If Haneke wins, he’ll become the first director to win three Palme awards, and plenty of critics in Cannes think that’s possible, especially in an era when France is politically fortifying its alliance with Germany and the rest of the European Union. Then again, the Cannes jury that awards such prizes is always unpredictable.

Haynes’ film deals with two deaf kids, one in the 1920s and another in the 1970s, who go to New York alone in search of family. And while the kids are newcomers, you’ll immediately recognize one woman in a dual role: Julianne Moore.

Most critics thought “Loveless,” which screened early, was an early front-runner to be the most bleak film at the festival, with its theme of self-centered parents who offer no love to their son, who eventually disappears in despair.

But no one was quite prepared for Haneke’s “Happy End,” which is possibly one of the meanest movies ever made. And when it comes to mean, Haneke is the master. He does it well.

Then there was the quirky “The Square,” which deftly mocked the modern art world by focusing on a museum curator whose world begins to crumble around him.

Several high-profile projects, such as Sofia Coppola’s “The Beguiled” and Roman Polanski’s “Based on a True Story,” were screening late in the festival and weren’t seen by press time.

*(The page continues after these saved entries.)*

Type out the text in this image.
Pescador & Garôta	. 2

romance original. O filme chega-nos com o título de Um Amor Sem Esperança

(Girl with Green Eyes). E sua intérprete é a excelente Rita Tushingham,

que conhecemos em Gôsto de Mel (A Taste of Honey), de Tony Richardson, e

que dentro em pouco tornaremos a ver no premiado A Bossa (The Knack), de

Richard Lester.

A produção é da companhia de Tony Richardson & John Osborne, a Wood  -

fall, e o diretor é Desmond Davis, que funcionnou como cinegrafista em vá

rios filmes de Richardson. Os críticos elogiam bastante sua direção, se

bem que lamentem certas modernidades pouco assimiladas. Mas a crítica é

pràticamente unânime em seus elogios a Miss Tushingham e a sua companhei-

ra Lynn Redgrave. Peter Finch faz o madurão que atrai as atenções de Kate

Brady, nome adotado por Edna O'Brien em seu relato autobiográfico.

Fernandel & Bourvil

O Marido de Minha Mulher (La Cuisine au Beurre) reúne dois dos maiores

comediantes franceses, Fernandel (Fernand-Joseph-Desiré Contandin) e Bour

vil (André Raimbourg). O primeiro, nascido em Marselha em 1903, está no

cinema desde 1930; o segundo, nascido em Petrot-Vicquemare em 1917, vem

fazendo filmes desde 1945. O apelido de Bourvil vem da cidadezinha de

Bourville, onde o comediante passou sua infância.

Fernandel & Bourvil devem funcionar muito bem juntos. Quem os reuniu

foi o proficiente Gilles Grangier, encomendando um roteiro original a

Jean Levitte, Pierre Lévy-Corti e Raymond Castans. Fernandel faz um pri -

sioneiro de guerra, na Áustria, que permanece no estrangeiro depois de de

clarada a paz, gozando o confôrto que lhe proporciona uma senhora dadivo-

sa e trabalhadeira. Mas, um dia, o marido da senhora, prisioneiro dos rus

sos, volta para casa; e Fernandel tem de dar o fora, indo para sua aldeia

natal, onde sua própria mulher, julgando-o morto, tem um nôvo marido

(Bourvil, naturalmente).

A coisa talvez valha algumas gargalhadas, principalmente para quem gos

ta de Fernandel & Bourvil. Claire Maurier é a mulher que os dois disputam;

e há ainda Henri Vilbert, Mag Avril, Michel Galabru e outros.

Oddly enough, some of this year’s best movies weren’t even screening in the Palme competition. Instead, they were in Un Certain Regard, a prestigious but lesser section of films, at least according to festival programmers.

Fans of last year’s western “Hell or High Water” will be pleased to know that Taylor Sheridan, that movie’s screenwriter, is back as writer/director of “Wind River,” a compelling crime drama about a murder on the Wind River reservation in Wyoming.

Jeremy Renner stars as a U.S. Fish and Wildlife officer who helps an FBI agent, played by Elizabeth Olsen, solve the murder of a young Native American woman.

Unlike much of the high-profile Cannes films, “Wind River” has a tight, traditional script with snappy dialogue and no wasted moments or words.

Two other top films were Iranian director Mohammad Raoulof’s “A Man of Integrity,” which tracked venal corruption in a village that threatens the livelihood of a fish farmer, and Tunisian director Kaouther Ben Hania’s “Beauty and the Dogs,” which deals with a young woman’s quest for justice after being raped by police.

As with any year in Cannes, some films didn’t impress many critics. Serious fans of Jean-Luc Godard expressed problems with “Redoubtable,” the biographical movie about the iconic French New Wave director from Michel Hazanavicius (“The Artist”). But South Korea’s Hong Sangsoo’s “The Day After,” which dealt with a businessman’s romantic troubles, caused lots of walkouts and seemed destined to compete for the bottom prize.

And there’s no way to know where Yorgos Lanthimos’ bizarre “The Killing of a Sacred Deer” will be viewed by the jury. Like the director’s “The Lobster,” it’s tonally masterful but extremely weird, and it’s bound to divide U.S. audiences. Colin Farrell and Nicole Kidman stars as parents of two children who start having paralysis and appear to be headed toward death, apparently because Farrell, who plays a doctor, once screwed up a surgery that led to a man’s death.

The awards will be handed out Sunday, with the annual pomp and circumstance at the Palais.